Hello,
when I write address devopsowy.pl - everything is ok - my web is secure but when I use www.devopsowy.pl I got unsecure connection with error NET::ERR_CERT_COMMON_NAME_INVALID. When I installed Ghost, I wrote my website address: https://devopsowy.pl - maybe is it problem? How can I fix it - can I modify my current SSL cert from Let’s Encrypt? If no, how can I generate new for my web - is it possible with Ghost CLI ?
Thank you and best regards!
Hi, I’m having this problem too. You have to go through a bit of a roundabout process apparently, outlined here:
(search the page for the section “SSL for additional domains”)
My problem, that I expect you will next encounter, is that once you get to the section where you set up the www version of the site with
ghost setup nginx ssl
I get told that the ssl config already exists, so the creation is skipped. However, looking at my /etc/nginx/sites-enabled, the ssl config only exists for the non-www version of the site. The config for the www version of the site is there, but it is not ssl enabled. I’m familiar with nginx and so I’m debating just adding tonfig manually, but I think it is a bit dumb to have to do this, and I also think that the documented process can easily be proven to be broken by attempting to complete these steps. I am using the Digital Ocean droplet, for the record.

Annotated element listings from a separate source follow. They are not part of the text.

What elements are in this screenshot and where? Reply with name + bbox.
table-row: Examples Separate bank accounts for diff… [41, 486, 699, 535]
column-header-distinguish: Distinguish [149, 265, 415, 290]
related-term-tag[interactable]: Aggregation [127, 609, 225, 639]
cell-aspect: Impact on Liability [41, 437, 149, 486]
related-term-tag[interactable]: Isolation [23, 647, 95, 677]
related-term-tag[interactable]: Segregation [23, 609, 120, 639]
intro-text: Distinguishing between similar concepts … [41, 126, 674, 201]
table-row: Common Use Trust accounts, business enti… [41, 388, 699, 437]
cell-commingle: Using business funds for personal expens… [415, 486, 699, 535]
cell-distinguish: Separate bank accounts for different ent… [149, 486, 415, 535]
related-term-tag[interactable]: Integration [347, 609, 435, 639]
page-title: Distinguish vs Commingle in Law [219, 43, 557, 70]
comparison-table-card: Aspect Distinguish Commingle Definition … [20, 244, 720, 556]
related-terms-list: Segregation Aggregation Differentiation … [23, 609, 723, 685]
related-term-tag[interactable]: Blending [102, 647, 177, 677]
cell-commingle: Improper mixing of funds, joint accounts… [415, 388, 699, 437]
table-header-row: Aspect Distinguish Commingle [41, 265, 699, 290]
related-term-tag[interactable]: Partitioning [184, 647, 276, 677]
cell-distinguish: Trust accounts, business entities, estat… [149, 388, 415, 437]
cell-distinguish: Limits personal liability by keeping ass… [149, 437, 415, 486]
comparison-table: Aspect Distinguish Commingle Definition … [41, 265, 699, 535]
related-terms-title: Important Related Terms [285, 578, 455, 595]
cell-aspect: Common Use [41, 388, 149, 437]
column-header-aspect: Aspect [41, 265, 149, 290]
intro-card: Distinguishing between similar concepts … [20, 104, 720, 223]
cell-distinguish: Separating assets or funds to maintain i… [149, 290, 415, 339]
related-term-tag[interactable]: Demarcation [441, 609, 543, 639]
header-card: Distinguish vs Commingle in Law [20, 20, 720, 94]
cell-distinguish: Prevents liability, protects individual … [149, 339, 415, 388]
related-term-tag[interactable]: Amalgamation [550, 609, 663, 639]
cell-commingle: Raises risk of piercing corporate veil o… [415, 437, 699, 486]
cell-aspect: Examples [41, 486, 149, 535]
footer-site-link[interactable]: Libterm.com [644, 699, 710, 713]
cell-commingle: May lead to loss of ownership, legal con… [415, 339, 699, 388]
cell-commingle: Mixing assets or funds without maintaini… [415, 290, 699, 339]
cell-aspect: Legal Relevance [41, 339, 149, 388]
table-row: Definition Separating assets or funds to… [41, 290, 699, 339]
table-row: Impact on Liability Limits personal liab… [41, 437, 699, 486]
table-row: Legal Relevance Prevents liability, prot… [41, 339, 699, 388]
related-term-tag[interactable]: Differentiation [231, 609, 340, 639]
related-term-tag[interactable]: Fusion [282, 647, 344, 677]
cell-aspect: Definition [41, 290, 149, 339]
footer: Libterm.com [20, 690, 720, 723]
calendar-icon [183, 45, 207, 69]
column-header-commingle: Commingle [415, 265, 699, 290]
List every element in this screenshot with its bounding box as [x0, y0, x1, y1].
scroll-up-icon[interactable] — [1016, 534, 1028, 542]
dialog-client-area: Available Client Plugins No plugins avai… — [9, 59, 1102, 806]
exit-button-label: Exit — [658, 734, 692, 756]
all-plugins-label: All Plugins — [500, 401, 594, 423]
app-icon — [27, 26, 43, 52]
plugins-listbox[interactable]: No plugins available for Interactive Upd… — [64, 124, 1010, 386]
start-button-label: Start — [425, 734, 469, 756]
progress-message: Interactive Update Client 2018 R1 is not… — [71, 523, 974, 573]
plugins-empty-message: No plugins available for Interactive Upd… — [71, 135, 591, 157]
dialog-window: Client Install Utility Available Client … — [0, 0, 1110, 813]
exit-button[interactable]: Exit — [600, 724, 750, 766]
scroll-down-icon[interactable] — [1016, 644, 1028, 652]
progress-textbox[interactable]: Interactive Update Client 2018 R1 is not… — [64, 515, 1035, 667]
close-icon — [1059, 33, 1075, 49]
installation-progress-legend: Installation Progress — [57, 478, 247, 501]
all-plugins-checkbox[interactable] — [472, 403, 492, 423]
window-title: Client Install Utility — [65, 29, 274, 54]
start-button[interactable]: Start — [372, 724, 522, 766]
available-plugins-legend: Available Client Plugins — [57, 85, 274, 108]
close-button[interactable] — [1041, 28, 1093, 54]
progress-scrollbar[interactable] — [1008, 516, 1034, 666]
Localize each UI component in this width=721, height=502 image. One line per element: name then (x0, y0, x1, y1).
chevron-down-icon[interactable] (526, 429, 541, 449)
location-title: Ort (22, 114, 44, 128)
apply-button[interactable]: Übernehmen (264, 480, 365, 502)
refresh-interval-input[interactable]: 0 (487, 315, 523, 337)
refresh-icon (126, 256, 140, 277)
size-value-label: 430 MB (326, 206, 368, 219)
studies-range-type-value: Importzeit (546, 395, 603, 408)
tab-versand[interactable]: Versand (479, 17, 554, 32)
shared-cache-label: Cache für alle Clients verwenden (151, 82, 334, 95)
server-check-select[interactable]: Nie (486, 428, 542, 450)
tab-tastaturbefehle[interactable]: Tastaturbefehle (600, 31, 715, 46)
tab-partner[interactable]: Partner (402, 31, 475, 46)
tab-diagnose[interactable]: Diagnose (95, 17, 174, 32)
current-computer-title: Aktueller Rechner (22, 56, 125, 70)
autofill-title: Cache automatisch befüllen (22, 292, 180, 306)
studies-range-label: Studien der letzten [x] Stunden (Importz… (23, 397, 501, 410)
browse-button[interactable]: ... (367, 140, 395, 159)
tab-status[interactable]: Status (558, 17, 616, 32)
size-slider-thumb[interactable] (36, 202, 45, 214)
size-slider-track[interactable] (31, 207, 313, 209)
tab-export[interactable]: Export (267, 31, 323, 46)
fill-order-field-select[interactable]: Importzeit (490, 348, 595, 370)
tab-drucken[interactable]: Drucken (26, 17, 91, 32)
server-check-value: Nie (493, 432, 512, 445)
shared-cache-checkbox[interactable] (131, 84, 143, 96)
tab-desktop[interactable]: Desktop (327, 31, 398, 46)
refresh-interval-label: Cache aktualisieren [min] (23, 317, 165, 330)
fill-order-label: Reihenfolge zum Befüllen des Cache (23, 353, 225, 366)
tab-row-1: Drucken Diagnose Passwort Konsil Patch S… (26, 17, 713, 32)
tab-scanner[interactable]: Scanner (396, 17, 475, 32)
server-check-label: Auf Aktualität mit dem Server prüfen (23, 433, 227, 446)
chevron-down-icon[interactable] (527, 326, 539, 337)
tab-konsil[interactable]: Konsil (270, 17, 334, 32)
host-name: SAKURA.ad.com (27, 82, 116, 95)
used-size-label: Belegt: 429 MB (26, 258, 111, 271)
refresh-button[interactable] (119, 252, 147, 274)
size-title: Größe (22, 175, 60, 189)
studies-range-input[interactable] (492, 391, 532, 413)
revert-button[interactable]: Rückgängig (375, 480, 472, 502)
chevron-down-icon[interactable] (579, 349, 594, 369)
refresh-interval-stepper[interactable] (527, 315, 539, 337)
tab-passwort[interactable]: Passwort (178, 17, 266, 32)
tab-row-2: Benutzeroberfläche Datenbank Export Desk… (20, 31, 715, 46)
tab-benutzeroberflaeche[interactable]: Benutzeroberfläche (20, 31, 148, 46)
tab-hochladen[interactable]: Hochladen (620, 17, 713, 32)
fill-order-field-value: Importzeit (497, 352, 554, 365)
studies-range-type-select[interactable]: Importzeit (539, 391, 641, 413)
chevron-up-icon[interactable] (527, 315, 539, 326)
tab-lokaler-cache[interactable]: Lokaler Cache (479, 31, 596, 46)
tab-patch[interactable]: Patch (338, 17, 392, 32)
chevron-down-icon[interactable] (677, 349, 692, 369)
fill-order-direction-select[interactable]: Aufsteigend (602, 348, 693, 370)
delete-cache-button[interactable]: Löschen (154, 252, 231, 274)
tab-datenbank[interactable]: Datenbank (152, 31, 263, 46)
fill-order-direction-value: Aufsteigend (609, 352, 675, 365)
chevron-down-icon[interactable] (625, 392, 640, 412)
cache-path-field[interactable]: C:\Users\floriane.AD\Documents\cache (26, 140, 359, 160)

Thanks justishar1. That’s works! But I have one question - when I use https://www.devopsowy.pl I have other SSL Cert than https://devopsowy.pl - is it possible to using just one cert?
The web does support WILDCARD certificates (you can search for details) e.g. *.mydomain.com - but I don’t think these would work for www.xyz.com and xyz.com because the second name is missing the . part of the certificate, and you cannot register *mydomain.com for obvious reasons.
In any case, I think you have to pay a decent amount from one of the Certificate Authorities to get a WILDCARD.
It is just easier to have two domains and two certificates.
You might also find that the version of certbot that comes with your distribution is more reliable than the ghost-cli certificate management.
It can be tricky to integrate the ghost-cli certificate management into reliable secure NGINX auto-renewal.